I sense it instinctively; driving closer and smelling the salt on the air, feeling the change in temperature, breathing in the brine. It’s a cleansing ritual for me, washing away my anxiety and leaving only thoughtfulness. I walk along the waves with my headphones in, able to think about things more clearly.

“The Silent World” by Jacques Cousteau

I know when the weight of the Fate presses heavily upon my chest that it is time I return to my sanctuary. The sensation is familiar; the feeling of sand underneath my bare feet. The sounds comforting; the gulls crying overhead with the mellow roar of the blue expanse before me.

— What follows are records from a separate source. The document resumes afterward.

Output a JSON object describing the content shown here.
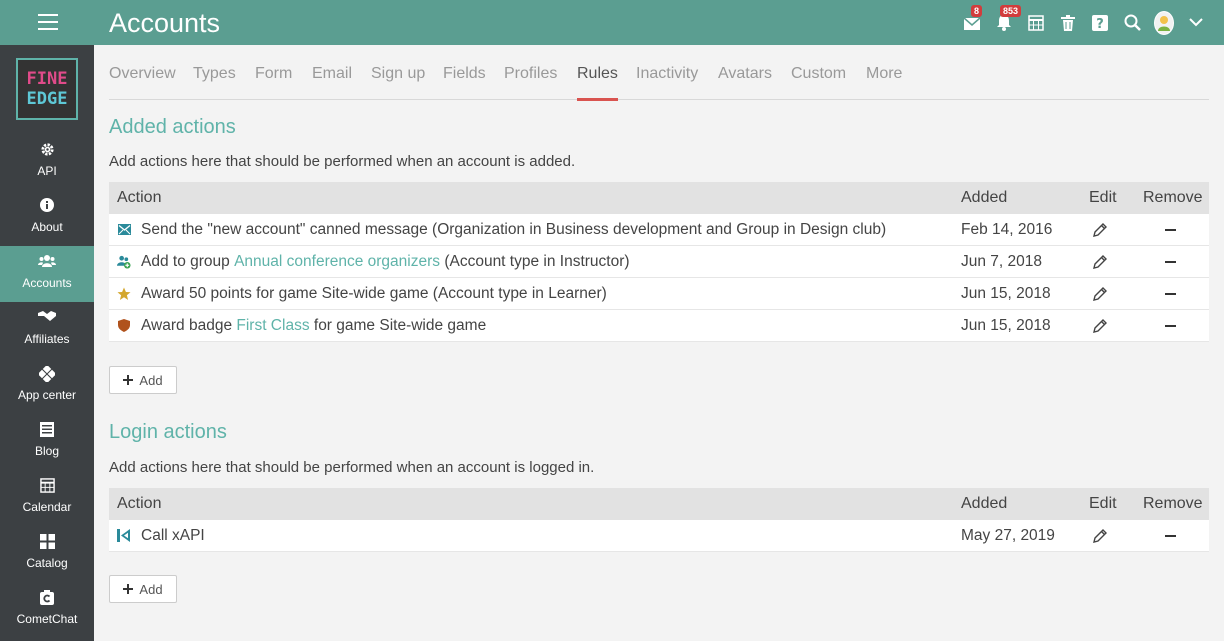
{
  "header": {
    "title": "Accounts",
    "messages_badge": "8",
    "notifications_badge": "853"
  },
  "colors": {
    "topbar": "#5b9e91",
    "sidebar": "#3c4043",
    "accent": "#5fb3a9",
    "active_tab": "#d9534f",
    "badge": "#d23c3c"
  },
  "sidebar": {
    "logo_line1": "FINE",
    "logo_line2": "EDGE",
    "items": [
      {
        "label": "API",
        "icon": "gear-icon"
      },
      {
        "label": "About",
        "icon": "info-icon"
      },
      {
        "label": "Accounts",
        "icon": "users-icon"
      },
      {
        "label": "Affiliates",
        "icon": "handshake-icon"
      },
      {
        "label": "App center",
        "icon": "apps-icon"
      },
      {
        "label": "Blog",
        "icon": "blog-icon"
      },
      {
        "label": "Calendar",
        "icon": "calendar-icon"
      },
      {
        "label": "Catalog",
        "icon": "catalog-icon"
      },
      {
        "label": "CometChat",
        "icon": "cometchat-icon"
      }
    ]
  },
  "tabs": [
    "Overview",
    "Types",
    "Form",
    "Email",
    "Sign up",
    "Fields",
    "Profiles",
    "Rules",
    "Inactivity",
    "Avatars",
    "Custom",
    "More"
  ],
  "active_tab": "Rules",
  "table_headers": {
    "action": "Action",
    "added": "Added",
    "edit": "Edit",
    "remove": "Remove"
  },
  "added_section": {
    "title": "Added actions",
    "description": "Add actions here that should be performed when an account is added.",
    "rows": [
      {
        "pre": "Send the \"new account\" canned message (Organization in Business development and Group in Design club)",
        "link": "",
        "post": "",
        "date": "Feb 14, 2016",
        "icon": "envelope-icon"
      },
      {
        "pre": "Add to group ",
        "link": "Annual conference organizers",
        "post": " (Account type in Instructor)",
        "date": "Jun 7, 2018",
        "icon": "group-add-icon"
      },
      {
        "pre": "Award 50 points for game Site-wide game (Account type in Learner)",
        "link": "",
        "post": "",
        "date": "Jun 15, 2018",
        "icon": "star-icon"
      },
      {
        "pre": "Award badge ",
        "link": "First Class",
        "post": " for game Site-wide game",
        "date": "Jun 15, 2018",
        "icon": "badge-icon"
      }
    ],
    "add_label": "Add"
  },
  "login_section": {
    "title": "Login actions",
    "description": "Add actions here that should be performed when an account is logged in.",
    "rows": [
      {
        "pre": "Call xAPI",
        "link": "",
        "post": "",
        "date": "May 27, 2019",
        "icon": "xapi-icon"
      }
    ],
    "add_label": "Add"
  }
}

I had the opportunity to go to the Oregon coast this weekend: to Garibaldi, a peaceful crabbing community; to Seaside, the bustling tourist attraction; and to Cannon Beach, my favorite expanse of beach to walk along. Haystack Rock stands as a monolith one way, offering up tide pools to explore.

In the other direction, the decommissioned “Terrible Tilly” lighthouse stands as an eerie reminder of our inability to conquer the ocean.

I ate seafood to my heart’s content; I scarfed down delicious “seafoam”; I dug a hole in the sand until I hit water, building a sand castle directly next to it; I read my book “The Silent World” by Jacques Cousteau while laying in the sun; I drank until the earth spun; and I came home feeling rejuvenated.

In my ideal afterlife, Heaven is an endless beach where a new place to explore lay just beyond the horizon.